Lu Mingxiu remonta un peu plus la couverture pour elle et dit doucement : « Il est tôt, pas de précipitation. »

Malgré ses protestations, An Ran insista pour se lever. Après quoi, Lu Mingxiu se lava et, à son retour, constata qu'An Ran s'était déjà changée et se coiffait.

Bien que Lu Mingxiu ait dit qu'il l'emmenait se détendre, ils devaient tout de même offrir de l'encens à ses grands-parents maternels, alors An Ran a choisi une tenue de couleur claire : une veste en satin bleu clair avec des motifs et des bordures florales, associée à une jupe vert lotus avec des bordures de prune, de bambou et d'orchidée, et une cape blanche avec des calices de fleurs de prunier vertes à porter par-dessus.

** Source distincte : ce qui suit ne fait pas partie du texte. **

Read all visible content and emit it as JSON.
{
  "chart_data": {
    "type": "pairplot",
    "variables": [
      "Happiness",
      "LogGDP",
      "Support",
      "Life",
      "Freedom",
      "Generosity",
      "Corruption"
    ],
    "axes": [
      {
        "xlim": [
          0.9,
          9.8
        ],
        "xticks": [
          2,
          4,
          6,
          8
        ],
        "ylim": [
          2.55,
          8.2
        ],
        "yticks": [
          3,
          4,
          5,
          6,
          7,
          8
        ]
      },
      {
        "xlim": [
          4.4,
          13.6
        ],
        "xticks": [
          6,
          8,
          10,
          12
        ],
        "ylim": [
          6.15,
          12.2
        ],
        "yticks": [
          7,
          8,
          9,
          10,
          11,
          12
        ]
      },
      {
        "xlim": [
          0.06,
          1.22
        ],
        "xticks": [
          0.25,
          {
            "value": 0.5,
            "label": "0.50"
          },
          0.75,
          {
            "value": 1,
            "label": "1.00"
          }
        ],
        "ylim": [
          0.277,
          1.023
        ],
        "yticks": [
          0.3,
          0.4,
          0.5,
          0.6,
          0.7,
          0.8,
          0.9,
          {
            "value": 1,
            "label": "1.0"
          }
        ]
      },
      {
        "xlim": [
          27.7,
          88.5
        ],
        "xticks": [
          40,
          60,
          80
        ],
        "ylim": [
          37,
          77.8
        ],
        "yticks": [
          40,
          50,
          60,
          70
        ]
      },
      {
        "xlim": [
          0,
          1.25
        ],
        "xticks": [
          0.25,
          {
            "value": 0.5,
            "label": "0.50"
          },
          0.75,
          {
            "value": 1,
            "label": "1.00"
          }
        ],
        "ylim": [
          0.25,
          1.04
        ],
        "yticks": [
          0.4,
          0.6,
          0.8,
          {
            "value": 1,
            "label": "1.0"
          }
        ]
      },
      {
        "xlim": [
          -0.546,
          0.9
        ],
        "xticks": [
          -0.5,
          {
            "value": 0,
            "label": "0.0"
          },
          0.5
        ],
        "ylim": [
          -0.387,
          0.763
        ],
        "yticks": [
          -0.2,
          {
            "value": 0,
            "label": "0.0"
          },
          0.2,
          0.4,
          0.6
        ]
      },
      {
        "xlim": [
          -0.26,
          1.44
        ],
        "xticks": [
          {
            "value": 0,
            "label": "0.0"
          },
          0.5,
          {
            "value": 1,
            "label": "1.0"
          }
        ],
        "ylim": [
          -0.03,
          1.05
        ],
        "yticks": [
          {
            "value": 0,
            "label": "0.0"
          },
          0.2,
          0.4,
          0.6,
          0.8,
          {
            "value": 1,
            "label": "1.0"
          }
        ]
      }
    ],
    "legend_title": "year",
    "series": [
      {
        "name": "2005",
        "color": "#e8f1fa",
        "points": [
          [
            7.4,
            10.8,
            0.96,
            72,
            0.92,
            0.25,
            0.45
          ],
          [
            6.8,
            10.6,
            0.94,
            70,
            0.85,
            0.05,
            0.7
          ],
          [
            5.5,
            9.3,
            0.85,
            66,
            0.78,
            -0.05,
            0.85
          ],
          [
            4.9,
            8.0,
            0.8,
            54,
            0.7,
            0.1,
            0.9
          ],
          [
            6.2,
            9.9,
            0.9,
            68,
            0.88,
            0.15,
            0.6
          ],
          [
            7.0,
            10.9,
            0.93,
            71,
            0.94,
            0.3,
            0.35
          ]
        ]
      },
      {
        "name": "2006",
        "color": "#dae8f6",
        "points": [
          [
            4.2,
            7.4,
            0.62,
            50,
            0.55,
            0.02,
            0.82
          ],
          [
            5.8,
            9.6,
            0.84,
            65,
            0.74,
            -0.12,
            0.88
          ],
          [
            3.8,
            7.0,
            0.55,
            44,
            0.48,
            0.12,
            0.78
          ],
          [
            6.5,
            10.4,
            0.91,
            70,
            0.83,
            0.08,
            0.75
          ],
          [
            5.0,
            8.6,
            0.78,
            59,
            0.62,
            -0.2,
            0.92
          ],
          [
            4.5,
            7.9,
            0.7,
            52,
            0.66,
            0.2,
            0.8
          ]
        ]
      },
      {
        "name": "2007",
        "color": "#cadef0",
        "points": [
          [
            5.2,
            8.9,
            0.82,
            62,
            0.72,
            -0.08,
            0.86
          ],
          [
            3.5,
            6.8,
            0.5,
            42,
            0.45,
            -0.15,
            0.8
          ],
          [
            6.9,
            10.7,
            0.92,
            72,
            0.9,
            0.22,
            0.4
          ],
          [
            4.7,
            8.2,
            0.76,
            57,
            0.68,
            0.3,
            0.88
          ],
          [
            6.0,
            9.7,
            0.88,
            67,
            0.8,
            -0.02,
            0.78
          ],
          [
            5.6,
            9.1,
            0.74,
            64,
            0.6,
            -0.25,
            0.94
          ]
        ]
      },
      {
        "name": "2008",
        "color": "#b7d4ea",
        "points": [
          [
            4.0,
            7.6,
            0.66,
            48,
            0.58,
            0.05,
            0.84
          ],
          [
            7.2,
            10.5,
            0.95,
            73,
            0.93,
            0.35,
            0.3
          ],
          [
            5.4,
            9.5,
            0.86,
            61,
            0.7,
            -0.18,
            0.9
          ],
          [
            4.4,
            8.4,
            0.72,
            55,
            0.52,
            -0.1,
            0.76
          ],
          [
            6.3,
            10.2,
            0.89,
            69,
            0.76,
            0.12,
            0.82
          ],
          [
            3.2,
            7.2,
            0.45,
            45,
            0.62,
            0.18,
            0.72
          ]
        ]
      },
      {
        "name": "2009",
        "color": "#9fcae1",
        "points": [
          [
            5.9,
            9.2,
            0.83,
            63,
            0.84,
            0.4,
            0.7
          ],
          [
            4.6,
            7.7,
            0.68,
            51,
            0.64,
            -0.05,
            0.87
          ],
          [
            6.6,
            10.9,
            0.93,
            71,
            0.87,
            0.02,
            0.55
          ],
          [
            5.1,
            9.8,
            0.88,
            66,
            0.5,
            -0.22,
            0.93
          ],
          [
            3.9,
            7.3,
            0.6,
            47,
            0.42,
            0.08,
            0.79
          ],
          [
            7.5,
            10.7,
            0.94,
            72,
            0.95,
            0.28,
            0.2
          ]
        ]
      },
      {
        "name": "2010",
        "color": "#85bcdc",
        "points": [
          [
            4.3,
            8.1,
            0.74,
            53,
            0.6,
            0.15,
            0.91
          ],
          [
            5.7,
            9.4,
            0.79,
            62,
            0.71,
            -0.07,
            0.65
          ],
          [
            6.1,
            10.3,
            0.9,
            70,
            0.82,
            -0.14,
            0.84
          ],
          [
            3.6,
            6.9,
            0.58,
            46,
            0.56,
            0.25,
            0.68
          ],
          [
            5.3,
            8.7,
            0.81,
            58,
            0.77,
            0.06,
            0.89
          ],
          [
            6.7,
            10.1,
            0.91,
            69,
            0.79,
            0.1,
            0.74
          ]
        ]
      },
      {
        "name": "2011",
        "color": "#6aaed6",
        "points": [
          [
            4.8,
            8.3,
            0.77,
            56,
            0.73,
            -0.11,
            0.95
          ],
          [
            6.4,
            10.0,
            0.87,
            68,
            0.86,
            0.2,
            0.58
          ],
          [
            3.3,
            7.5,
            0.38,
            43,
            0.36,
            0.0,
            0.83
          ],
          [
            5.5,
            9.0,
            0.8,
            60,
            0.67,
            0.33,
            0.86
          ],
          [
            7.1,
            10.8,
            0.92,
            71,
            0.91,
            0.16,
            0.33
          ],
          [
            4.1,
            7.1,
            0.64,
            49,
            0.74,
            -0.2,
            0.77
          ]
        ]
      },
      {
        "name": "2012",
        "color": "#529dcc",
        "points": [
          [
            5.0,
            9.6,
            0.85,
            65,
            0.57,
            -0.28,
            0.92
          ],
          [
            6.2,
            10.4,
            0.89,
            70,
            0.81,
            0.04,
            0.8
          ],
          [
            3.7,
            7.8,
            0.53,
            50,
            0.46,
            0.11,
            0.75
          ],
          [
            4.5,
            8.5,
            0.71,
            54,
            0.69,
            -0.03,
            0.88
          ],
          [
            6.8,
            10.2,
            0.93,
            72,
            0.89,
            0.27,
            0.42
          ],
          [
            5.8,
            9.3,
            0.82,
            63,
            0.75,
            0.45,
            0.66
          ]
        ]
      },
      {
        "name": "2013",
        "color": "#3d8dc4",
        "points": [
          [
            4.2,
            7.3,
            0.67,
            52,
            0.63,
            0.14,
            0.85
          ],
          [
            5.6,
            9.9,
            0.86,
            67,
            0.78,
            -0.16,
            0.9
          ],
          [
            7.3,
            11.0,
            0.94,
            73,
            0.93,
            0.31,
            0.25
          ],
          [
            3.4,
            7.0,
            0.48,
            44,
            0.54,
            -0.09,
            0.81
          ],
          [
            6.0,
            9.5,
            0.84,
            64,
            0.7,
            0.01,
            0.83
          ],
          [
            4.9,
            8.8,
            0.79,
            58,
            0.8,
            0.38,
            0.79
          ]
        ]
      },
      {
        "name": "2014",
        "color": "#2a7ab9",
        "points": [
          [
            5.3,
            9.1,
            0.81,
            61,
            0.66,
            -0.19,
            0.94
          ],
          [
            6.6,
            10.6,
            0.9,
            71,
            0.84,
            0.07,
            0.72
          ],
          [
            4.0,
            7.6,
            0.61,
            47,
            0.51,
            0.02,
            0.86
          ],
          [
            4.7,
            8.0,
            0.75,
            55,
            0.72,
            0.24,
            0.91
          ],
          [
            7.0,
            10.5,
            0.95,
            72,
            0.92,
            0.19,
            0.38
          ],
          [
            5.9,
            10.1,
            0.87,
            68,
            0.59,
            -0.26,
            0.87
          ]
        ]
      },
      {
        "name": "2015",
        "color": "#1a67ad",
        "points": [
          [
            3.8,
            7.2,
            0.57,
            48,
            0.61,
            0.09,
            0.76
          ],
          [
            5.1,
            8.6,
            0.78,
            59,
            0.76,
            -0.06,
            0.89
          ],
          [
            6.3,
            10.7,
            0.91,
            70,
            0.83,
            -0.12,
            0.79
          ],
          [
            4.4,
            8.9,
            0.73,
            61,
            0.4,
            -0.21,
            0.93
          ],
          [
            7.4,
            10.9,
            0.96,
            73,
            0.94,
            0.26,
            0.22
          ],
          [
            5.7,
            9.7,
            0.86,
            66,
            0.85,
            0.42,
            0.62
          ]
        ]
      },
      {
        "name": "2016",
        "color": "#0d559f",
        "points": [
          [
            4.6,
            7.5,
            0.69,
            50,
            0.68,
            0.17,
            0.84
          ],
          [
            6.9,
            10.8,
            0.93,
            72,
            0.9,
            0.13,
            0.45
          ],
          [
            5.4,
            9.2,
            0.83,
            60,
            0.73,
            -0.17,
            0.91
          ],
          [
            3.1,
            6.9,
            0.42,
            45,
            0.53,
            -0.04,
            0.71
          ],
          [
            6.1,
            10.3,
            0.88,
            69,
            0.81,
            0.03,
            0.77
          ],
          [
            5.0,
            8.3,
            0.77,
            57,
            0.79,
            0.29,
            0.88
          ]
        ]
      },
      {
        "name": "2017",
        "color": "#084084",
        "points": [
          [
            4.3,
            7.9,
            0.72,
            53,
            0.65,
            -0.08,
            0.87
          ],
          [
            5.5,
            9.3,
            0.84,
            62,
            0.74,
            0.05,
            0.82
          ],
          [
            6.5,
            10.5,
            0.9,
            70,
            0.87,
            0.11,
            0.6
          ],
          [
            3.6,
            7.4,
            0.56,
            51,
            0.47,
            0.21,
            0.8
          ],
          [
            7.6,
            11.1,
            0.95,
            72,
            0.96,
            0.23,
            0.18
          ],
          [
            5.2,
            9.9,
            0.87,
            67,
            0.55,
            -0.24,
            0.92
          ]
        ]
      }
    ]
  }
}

Ses épais cheveux noirs étaient simplement relevés. Anran avait choisi plusieurs fines épingles à cheveux en or rouge incrustées de perles, ainsi qu'un bandeau de tourmaline. Elle portait également une paire de boucles d'oreilles en perles, simples et élégantes, qui lui donnaient une allure à la fois discrète et raffinée.

En se regardant dans le miroir, Anran était plutôt satisfaite.

Les deux tourtereaux sortaient ce jour-là, aussi n'ont-ils pas envoyé Nian-ge'er présenter ses respects. Anran a chargé Taozhi, Taoye et Biluo de bien veiller sur lui et de s'assurer qu'il ne cause aucun trouble à la maison. De plus, deux servantes, toutes deux des dames de confiance et des membres éminents de la cour de la princesse Yunyang, étaient présentes à la maison.

Elle et Lu Mingxiu seront absents au maximum une journée et seront de retour le soir, il ne devrait donc pas y avoir de problème.

Quand les deux partirent, Nian Ge'er était toujours allongé dans son lit, pas encore levé. An Ran, prise de pitié, ne le réveilla pas.

Lord Lu partageait encore aujourd'hui une calèche avec An Ran.

En chemin, Lu Mingxiu raconta à An Ran de nombreuses histoires du passé.